Exact dimensions of a 3-sided coin?

OP checking in.

In my OP I did expect the fat coin to be a fair d3. Master Blaster did a good job of explaining why a fat coin could not be a fair d3. After that I insisted in the best approximation I could get with the fat coin anyways. The other better d3s are well known to me and I am not particularly interested in them at this time.

If it matters, the scenario I was trying to solve was having to roll a d3 in a lost-in-the-woods situation, where you have some cans among your rations. This is why I can take the floor to be soft and not given to the can bouncing and rolling. Anyways, the question is more academic than practical.

So, are we agreeing that d/h=1.5 is close enough? This sounds like a fairly easy to find can model. Time to go to the supermarket with a measuring tape.

Sorry for resurrecting a zombie thread but I was digging through my old video collection and I realized I meant to upload a video of my simulation but never did.

Anyway, here’s me rolling 100 three sided coins

I don’t see why a tuna can shape couldn’t be fair. I see that it’s not a straightforward calculation. But couldn’t you experimentally flip a bunch of different tuna cans 10,000 times and see what shapes empirically gives you the right results?

Yes, but the empirically correct result would depend on things like what surface you’re flipping them onto. The optimum shape would be different for a hard surface or a bouncy one or a squishy one.

This made me wonder about the fairness of ten sided dice. Are they really as likely to roll onto any adjacent face, or are they less likely to switch from a “north” face onto a “south” face?

Boy, you’re a SERIOUS gamer if you’re looking to keep playing D&D when lost in the woods. :slight_smile:

You might be able to come up with a way to roll it so that it would tend to land either north or south. But with a regular die you can do this too. If you drop it without rolling, with the six on top, you can get it to roll sixes more often, just from the cases when it lands flat and doesn’t roll.

If you shake it loosely in your hand before rolling, the tendency to switch from north to south, and from south to north, will cancel out.

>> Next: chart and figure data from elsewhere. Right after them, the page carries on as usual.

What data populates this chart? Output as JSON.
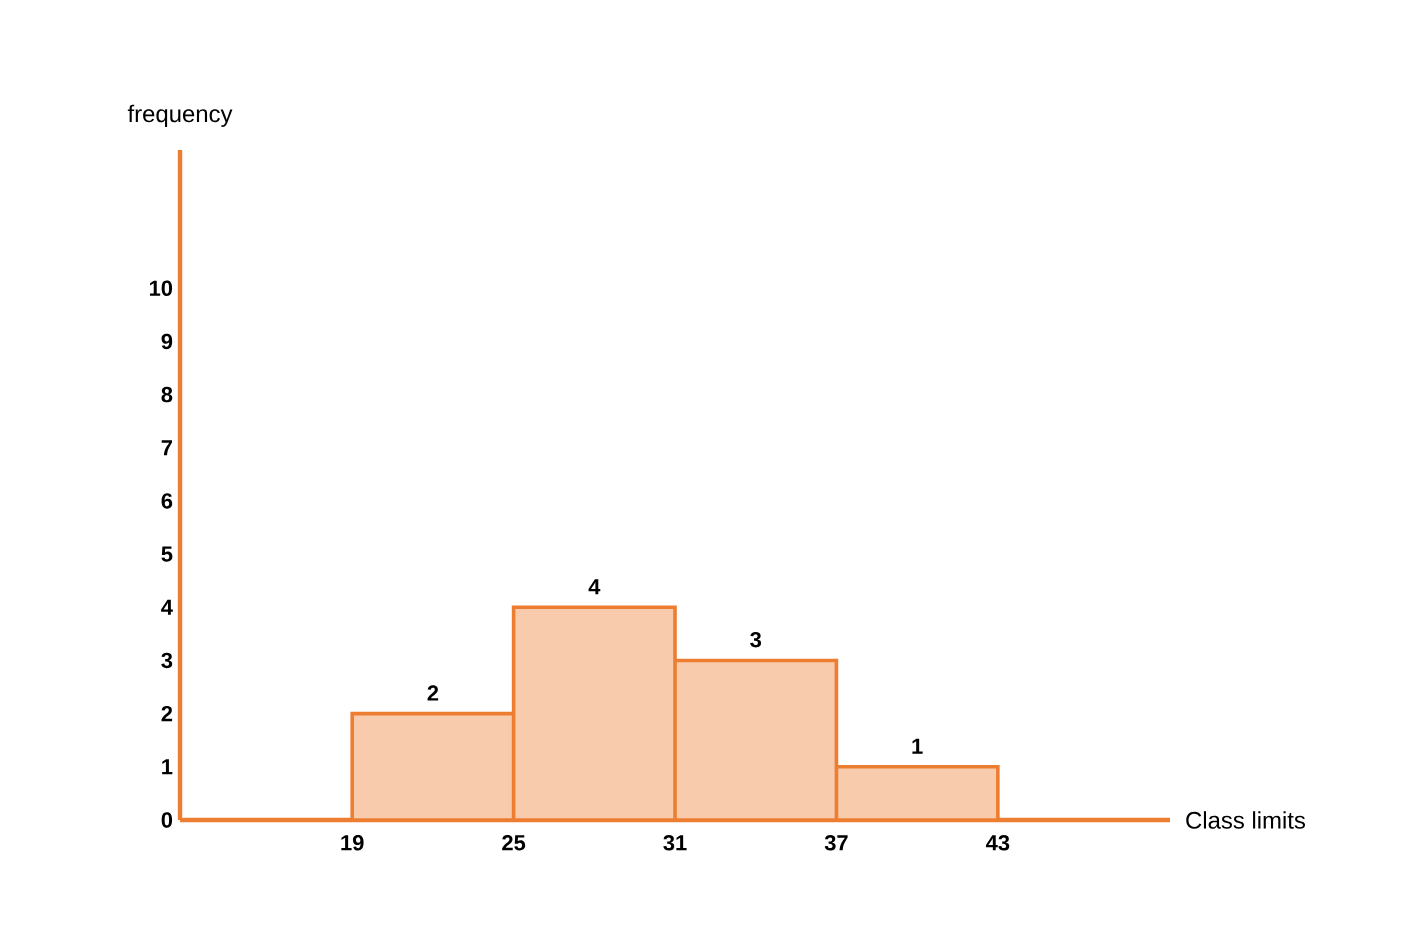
{
  "chart_data": {
    "type": "histogram",
    "xlabel": "Class limits",
    "ylabel": "frequency",
    "bins": [
      19,
      25,
      31,
      37,
      43
    ],
    "values": [
      2,
      4,
      3,
      1
    ],
    "color": "#f8cbad",
    "xlim": [
      12.6,
      49.4
    ],
    "ylim": [
      0,
      12.6
    ],
    "xticks": [
      19,
      25,
      31,
      37,
      43
    ],
    "yticks": [
      0,
      1,
      2,
      3,
      4,
      5,
      6,
      7,
      8,
      9,
      10
    ],
    "data_labels": true
  }
}
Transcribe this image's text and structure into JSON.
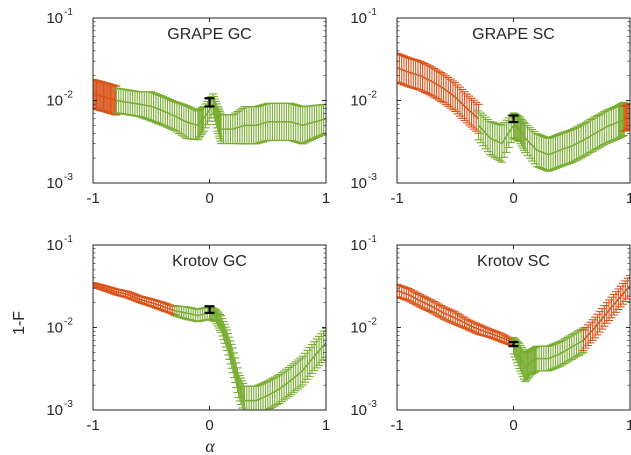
{
  "figure": {
    "ylabel": "1-F",
    "xlabel": "α"
  },
  "colors": {
    "red_series": "#d95319",
    "green_series": "#77ac30",
    "black_series": "#000000",
    "axis": "#262626"
  },
  "chart_data": [
    {
      "type": "scatter",
      "title": "GRAPE GC",
      "xlim": [
        -1,
        1
      ],
      "ylim": [
        0.001,
        0.1
      ],
      "yscale": "log",
      "xticks": [
        -1,
        0,
        1
      ],
      "yticks": [
        {
          "base": "10",
          "exp": "-3"
        },
        {
          "base": "10",
          "exp": "-2"
        },
        {
          "base": "10",
          "exp": "-1"
        }
      ],
      "grid": false,
      "series": [
        {
          "color": "red",
          "x": [
            -1.0,
            -0.95,
            -0.9,
            -0.85,
            -0.8
          ],
          "y": [
            0.012,
            0.0115,
            0.011,
            0.0105,
            0.01
          ],
          "err": [
            0.35,
            0.35,
            0.35,
            0.35,
            0.35
          ]
        },
        {
          "color": "green",
          "x": [
            -0.8,
            -0.7,
            -0.6,
            -0.5,
            -0.4,
            -0.3,
            -0.2,
            -0.1,
            -0.05,
            0.03,
            0.07,
            0.1,
            0.2,
            0.3,
            0.4,
            0.5,
            0.6,
            0.7,
            0.8,
            0.9,
            1.0
          ],
          "y": [
            0.01,
            0.0095,
            0.009,
            0.0085,
            0.0075,
            0.0065,
            0.0055,
            0.005,
            0.006,
            0.009,
            0.006,
            0.0045,
            0.0045,
            0.005,
            0.005,
            0.0055,
            0.0055,
            0.0055,
            0.005,
            0.0055,
            0.006
          ],
          "err": [
            0.3,
            0.3,
            0.3,
            0.35,
            0.35,
            0.35,
            0.4,
            0.35,
            0.3,
            0.25,
            0.3,
            0.35,
            0.35,
            0.45,
            0.45,
            0.45,
            0.45,
            0.45,
            0.45,
            0.4,
            0.35
          ]
        },
        {
          "color": "black",
          "x": [
            0.0
          ],
          "y": [
            0.0095
          ],
          "err": [
            0.1
          ]
        }
      ]
    },
    {
      "type": "scatter",
      "title": "GRAPE SC",
      "xlim": [
        -1,
        1
      ],
      "ylim": [
        0.001,
        0.1
      ],
      "yscale": "log",
      "xticks": [
        -1,
        0,
        1
      ],
      "yticks": [
        {
          "base": "10",
          "exp": "-3"
        },
        {
          "base": "10",
          "exp": "-2"
        },
        {
          "base": "10",
          "exp": "-1"
        }
      ],
      "grid": false,
      "series": [
        {
          "color": "red",
          "x": [
            -1.0,
            -0.9,
            -0.8,
            -0.7,
            -0.6,
            -0.5,
            -0.4,
            -0.3
          ],
          "y": [
            0.025,
            0.022,
            0.02,
            0.017,
            0.014,
            0.011,
            0.008,
            0.006
          ],
          "err": [
            0.35,
            0.35,
            0.35,
            0.35,
            0.35,
            0.35,
            0.35,
            0.35
          ]
        },
        {
          "color": "green",
          "x": [
            -0.3,
            -0.2,
            -0.1,
            0.0,
            0.05,
            0.1,
            0.2,
            0.3,
            0.4,
            0.5,
            0.6,
            0.7,
            0.8,
            0.9,
            0.95
          ],
          "y": [
            0.005,
            0.0035,
            0.003,
            0.005,
            0.0045,
            0.0035,
            0.0025,
            0.0022,
            0.0025,
            0.0028,
            0.0033,
            0.004,
            0.0048,
            0.0055,
            0.006
          ],
          "err": [
            0.35,
            0.4,
            0.45,
            0.3,
            0.3,
            0.35,
            0.4,
            0.4,
            0.4,
            0.4,
            0.4,
            0.4,
            0.4,
            0.4,
            0.4
          ]
        },
        {
          "color": "red",
          "x": [
            0.95,
            1.0
          ],
          "y": [
            0.006,
            0.0065
          ],
          "err": [
            0.3,
            0.3
          ]
        },
        {
          "color": "black",
          "x": [
            0.0
          ],
          "y": [
            0.006
          ],
          "err": [
            0.08
          ]
        }
      ]
    },
    {
      "type": "scatter",
      "title": "Krotov GC",
      "xlim": [
        -1,
        1
      ],
      "ylim": [
        0.001,
        0.1
      ],
      "yscale": "log",
      "xticks": [
        -1,
        0,
        1
      ],
      "yticks": [
        {
          "base": "10",
          "exp": "-3"
        },
        {
          "base": "10",
          "exp": "-2"
        },
        {
          "base": "10",
          "exp": "-1"
        }
      ],
      "grid": false,
      "series": [
        {
          "color": "red",
          "x": [
            -1.0,
            -0.9,
            -0.8,
            -0.7,
            -0.6,
            -0.5,
            -0.4,
            -0.3
          ],
          "y": [
            0.033,
            0.03,
            0.027,
            0.025,
            0.022,
            0.02,
            0.018,
            0.016
          ],
          "err": [
            0.05,
            0.06,
            0.07,
            0.08,
            0.08,
            0.09,
            0.1,
            0.1
          ]
        },
        {
          "color": "green",
          "x": [
            -0.3,
            -0.2,
            -0.1,
            0.0,
            0.05,
            0.1,
            0.15,
            0.2,
            0.25,
            0.3,
            0.4,
            0.5,
            0.6,
            0.7,
            0.8,
            0.9,
            1.0
          ],
          "y": [
            0.016,
            0.015,
            0.014,
            0.015,
            0.014,
            0.011,
            0.007,
            0.004,
            0.002,
            0.0013,
            0.0013,
            0.0015,
            0.0018,
            0.0023,
            0.003,
            0.0045,
            0.0065
          ],
          "err": [
            0.12,
            0.15,
            0.15,
            0.15,
            0.15,
            0.2,
            0.25,
            0.3,
            0.3,
            0.35,
            0.35,
            0.35,
            0.35,
            0.35,
            0.35,
            0.35,
            0.35
          ]
        },
        {
          "color": "black",
          "x": [
            0.0
          ],
          "y": [
            0.0165
          ],
          "err": [
            0.08
          ]
        }
      ]
    },
    {
      "type": "scatter",
      "title": "Krotov SC",
      "xlim": [
        -1,
        1
      ],
      "ylim": [
        0.001,
        0.1
      ],
      "yscale": "log",
      "xticks": [
        -1,
        0,
        1
      ],
      "yticks": [
        {
          "base": "10",
          "exp": "-3"
        },
        {
          "base": "10",
          "exp": "-2"
        },
        {
          "base": "10",
          "exp": "-1"
        }
      ],
      "grid": false,
      "series": [
        {
          "color": "red",
          "x": [
            -1.0,
            -0.9,
            -0.8,
            -0.7,
            -0.6,
            -0.5,
            -0.4,
            -0.3,
            -0.2,
            -0.1,
            0.0
          ],
          "y": [
            0.028,
            0.025,
            0.021,
            0.018,
            0.015,
            0.013,
            0.011,
            0.0095,
            0.0085,
            0.0075,
            0.0065
          ],
          "err": [
            0.15,
            0.15,
            0.15,
            0.15,
            0.15,
            0.15,
            0.12,
            0.12,
            0.1,
            0.1,
            0.08
          ]
        },
        {
          "color": "green",
          "x": [
            0.0,
            0.05,
            0.1,
            0.15,
            0.2,
            0.3,
            0.4,
            0.5,
            0.6
          ],
          "y": [
            0.006,
            0.0045,
            0.0033,
            0.0038,
            0.0042,
            0.0042,
            0.0048,
            0.0058,
            0.007
          ],
          "err": [
            0.2,
            0.3,
            0.35,
            0.3,
            0.3,
            0.3,
            0.3,
            0.3,
            0.3
          ]
        },
        {
          "color": "red",
          "x": [
            0.6,
            0.7,
            0.8,
            0.9,
            1.0
          ],
          "y": [
            0.007,
            0.01,
            0.015,
            0.022,
            0.032
          ],
          "err": [
            0.25,
            0.25,
            0.25,
            0.25,
            0.25
          ]
        },
        {
          "color": "black",
          "x": [
            0.0
          ],
          "y": [
            0.0063
          ],
          "err": [
            0.05
          ]
        }
      ]
    }
  ]
}
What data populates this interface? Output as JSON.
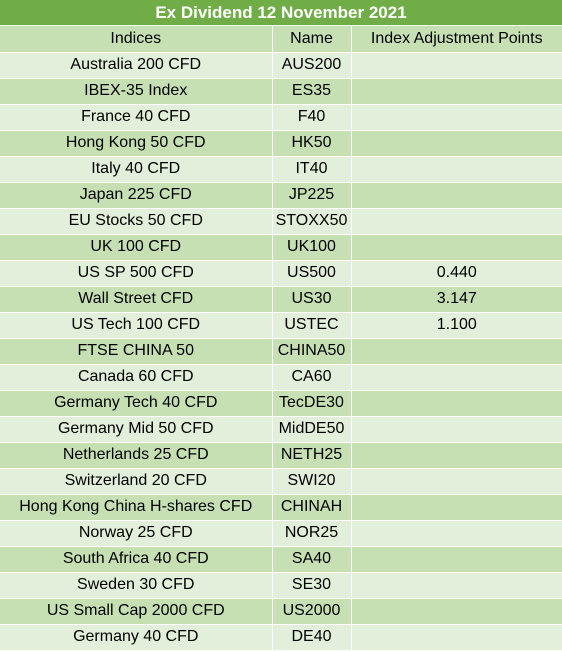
{
  "title": "Ex Dividend 12 November 2021",
  "headers": {
    "indices": "Indices",
    "name": "Name",
    "points": "Index Adjustment Points"
  },
  "rows": [
    {
      "index": "Australia 200 CFD",
      "name": "AUS200",
      "points": ""
    },
    {
      "index": "IBEX-35 Index",
      "name": "ES35",
      "points": ""
    },
    {
      "index": "France 40 CFD",
      "name": "F40",
      "points": ""
    },
    {
      "index": "Hong Kong 50 CFD",
      "name": "HK50",
      "points": ""
    },
    {
      "index": "Italy 40 CFD",
      "name": "IT40",
      "points": ""
    },
    {
      "index": "Japan 225 CFD",
      "name": "JP225",
      "points": ""
    },
    {
      "index": "EU Stocks 50 CFD",
      "name": "STOXX50",
      "points": ""
    },
    {
      "index": "UK 100 CFD",
      "name": "UK100",
      "points": ""
    },
    {
      "index": "US SP 500 CFD",
      "name": "US500",
      "points": "0.440"
    },
    {
      "index": "Wall Street CFD",
      "name": "US30",
      "points": "3.147"
    },
    {
      "index": "US Tech 100 CFD",
      "name": "USTEC",
      "points": "1.100"
    },
    {
      "index": "FTSE CHINA 50",
      "name": "CHINA50",
      "points": ""
    },
    {
      "index": "Canada 60 CFD",
      "name": "CA60",
      "points": ""
    },
    {
      "index": "Germany Tech 40 CFD",
      "name": "TecDE30",
      "points": ""
    },
    {
      "index": "Germany Mid 50 CFD",
      "name": "MidDE50",
      "points": ""
    },
    {
      "index": "Netherlands 25 CFD",
      "name": "NETH25",
      "points": ""
    },
    {
      "index": "Switzerland 20 CFD",
      "name": "SWI20",
      "points": ""
    },
    {
      "index": "Hong Kong China H-shares CFD",
      "name": "CHINAH",
      "points": ""
    },
    {
      "index": "Norway 25 CFD",
      "name": "NOR25",
      "points": ""
    },
    {
      "index": "South Africa 40 CFD",
      "name": "SA40",
      "points": ""
    },
    {
      "index": "Sweden 30 CFD",
      "name": "SE30",
      "points": ""
    },
    {
      "index": "US Small Cap 2000 CFD",
      "name": "US2000",
      "points": ""
    },
    {
      "index": "Germany 40 CFD",
      "name": "DE40",
      "points": ""
    }
  ]
}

Cool. Did you get the results from these rolls? I don’t see too many falling on edge.

Call it LARP, if you want.

It is trivial to make fair even sided die. Construct 2 n-sided pyramids and glue the bases together. The picture on the left here seems to show a related 10-sided die. The bases are not aligned, so some rounding has been done to the edges. An less rounded version is shown on the left but note the sides are not flat.

To get an odd sided fair die, construct one with twice as many sides and pair up sides. Whole lot easier, and more accurate, than futzing with tuna cans.

It all comes down to symmetry. Can you rotate/flip/etc. the die from one face up to another face up so that it looks exactly the same except for labelling?

The skew of the two pyramids is so that there’s a flat face on top when it lands, instead of an edge. This does not require rounded edges or curved faces; what it does require is non-triangular faces (they come out kite-shaped).

Yeah, the answer was in the quote: h = 1.33r. In that simulation, it was 33.35% side after 50,000 simulations.